2 -Para efeito do disposto no número anterior considera-se gerador de impacte semelhante a operação de loteamento os edifícios contíguos e funcionalmente ligados entre si que preencham qualquer das seguintes previsões:
a)Toda e qualquer construção que disponha de mais do que uma caixa de escadas de acesso comum a fracções ou unidades independentes;
b)Toda e qualquer construção que disponha de quatro ou mais unidades de utilização com acesso directo a partir do exterior;
c)Toda e qualquer construção que comporte ou passe a comportar fogos e unidades de ocupação que, somados, atinjam número superior a 10;
d)O conjunto dos edifícios disponha ou passe a dispor de uma área de pavimentos, excluindo os pisos abaixo da cota de soleira, superior a 600 m2;
e)Todas as edificações que envolvam uma sobrecarga dos níveis de serviço nas infra-estruturas e ou ambiente, nomeadamente vias de acesso, tráfego, parqueamento, ruído, redes de abastecimento de águas e de drenagem de águas residuais, electricidade, gás e telecomunicações, espaços verdes ou outros espaços de utilização colectiva.
3 -Enquanto não forem determinados os parâmetros para o dimensionamento das áreas definidas no n.º 1 de acordo com o critério estabelecido no n.º 2 do artigo 43.º do regime jurídico da urbanização e da edificação, aplica-se o disposto na Portaria n.º 1136/2001, de 25 de Setembro, nos termos do n.º 3 do artigo 128.º daquele mesmo regime jurídico.

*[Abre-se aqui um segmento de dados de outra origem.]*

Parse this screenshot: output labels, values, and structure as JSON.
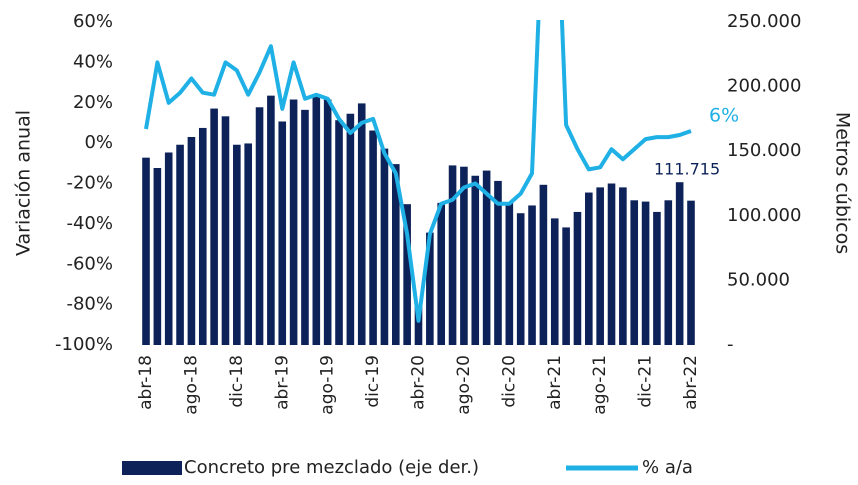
{
  "chart_data": {
    "type": "bar_line",
    "y_label": "Variación anual",
    "y2_label": "Metros cúbicos",
    "categories": [
      "abr-18",
      null,
      null,
      null,
      "ago-18",
      null,
      null,
      null,
      "dic-18",
      null,
      null,
      null,
      "abr-19",
      null,
      null,
      null,
      "ago-19",
      null,
      null,
      null,
      "dic-19",
      null,
      null,
      null,
      "abr-20",
      null,
      null,
      null,
      "ago-20",
      null,
      null,
      null,
      "dic-20",
      null,
      null,
      null,
      "abr-21",
      null,
      null,
      null,
      "ago-21",
      null,
      null,
      null,
      "dic-21",
      null,
      null,
      null,
      "abr-22"
    ],
    "series": [
      {
        "name": "Concreto pre mezclado (eje der.)",
        "type": "bar",
        "axis": "y2",
        "color": "#0d2259",
        "values": [
          145000,
          137000,
          149000,
          155000,
          161000,
          168000,
          183000,
          177000,
          155000,
          156000,
          184000,
          193000,
          173000,
          190000,
          182000,
          193000,
          190000,
          174000,
          179000,
          187000,
          166000,
          152000,
          140000,
          109000,
          30000,
          87000,
          110000,
          139000,
          138000,
          131000,
          135000,
          127000,
          110000,
          102000,
          108000,
          124000,
          98000,
          91000,
          103000,
          118000,
          122000,
          125000,
          122000,
          112000,
          111000,
          103000,
          112000,
          126000,
          111715
        ],
        "value_labels": [
          null,
          null,
          null,
          null,
          null,
          null,
          null,
          null,
          null,
          null,
          null,
          null,
          null,
          null,
          null,
          null,
          null,
          null,
          null,
          null,
          null,
          null,
          null,
          null,
          null,
          null,
          null,
          null,
          null,
          null,
          null,
          null,
          null,
          null,
          null,
          null,
          null,
          null,
          null,
          null,
          null,
          null,
          null,
          null,
          null,
          null,
          null,
          null,
          "111.715"
        ]
      },
      {
        "name": "% a/a",
        "type": "line",
        "color": "#1fb0e6",
        "values": [
          7,
          40,
          20,
          25,
          32,
          25,
          24,
          40,
          36,
          24,
          35,
          48,
          17,
          40,
          22,
          24,
          22,
          12,
          5,
          10,
          12,
          -5,
          -15,
          -45,
          -88,
          -45,
          -30,
          -28,
          -22,
          -20,
          -25,
          -30,
          -30,
          -25,
          -15,
          120,
          150,
          9,
          -3,
          -13,
          -12,
          -3,
          -8,
          -3,
          2,
          3,
          3,
          4,
          6
        ],
        "value_labels": [
          null,
          null,
          null,
          null,
          null,
          null,
          null,
          null,
          null,
          null,
          null,
          null,
          null,
          null,
          null,
          null,
          null,
          null,
          null,
          null,
          null,
          null,
          null,
          null,
          null,
          null,
          null,
          null,
          null,
          null,
          null,
          null,
          null,
          null,
          null,
          null,
          null,
          null,
          null,
          null,
          null,
          null,
          null,
          null,
          null,
          null,
          null,
          null,
          "6%"
        ]
      }
    ],
    "ylim": [
      -100,
      60
    ],
    "yticks": [
      {
        "value": -100,
        "label": "-100%"
      },
      {
        "value": -80,
        "label": "-80%"
      },
      {
        "value": -60,
        "label": "-60%"
      },
      {
        "value": -40,
        "label": "-40%"
      },
      {
        "value": -20,
        "label": "-20%"
      },
      {
        "value": 0,
        "label": "0%"
      },
      {
        "value": 20,
        "label": "20%"
      },
      {
        "value": 40,
        "label": "40%"
      },
      {
        "value": 60,
        "label": "60%"
      }
    ],
    "y2lim": [
      0,
      250000
    ],
    "y2ticks": [
      {
        "value": 0,
        "label": "-"
      },
      {
        "value": 50000,
        "label": "50.000"
      },
      {
        "value": 100000,
        "label": "100.000"
      },
      {
        "value": 150000,
        "label": "150.000"
      },
      {
        "value": 200000,
        "label": "200.000"
      },
      {
        "value": 250000,
        "label": "250.000"
      }
    ],
    "legend": "bottom",
    "grid": false
  }
}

4 -Quando a operação contemple a criação de áreas de circulação viária e pedonal, espaços verdes e equipamentos colectivos de uso privativo, mas aquelas não se justifiquem há lugar ao pagamento de uma compensação ao município em numerário ou em espécie nas circunstâncias previstas no n.º 4 do artigo 44.º do regime jurídico da urbanização e da edificação, por força dos n.os 6 e 7 do artigo 57.º do mesmo regime, nos termos definidos neste Regulamento.
Artigo 9.º
Dispensa de cópia do projecto de execução
1 -Nos termos e para efeito do disposto no n.º 4 do artigo 80.º do regime jurídico da urbanização e da edificação são dispensadas da apresentação de cópia do projecto de execução da arquitectura e das várias especialidades as obras de escassa relevância urbanística previstas no artigo 5.º deste Regulamento, bem como as obras de construção, ampliação ou alteração de moradias unifamiliares destinadas a habitação própria do requerente cujos projectos de arquitectura e de especialidades sejam suficientemente claros quanto à natureza, dimensões e disposições construtivas relativas às diversas partes da construção incluindo as que se referem à envolvente exterior da edificação.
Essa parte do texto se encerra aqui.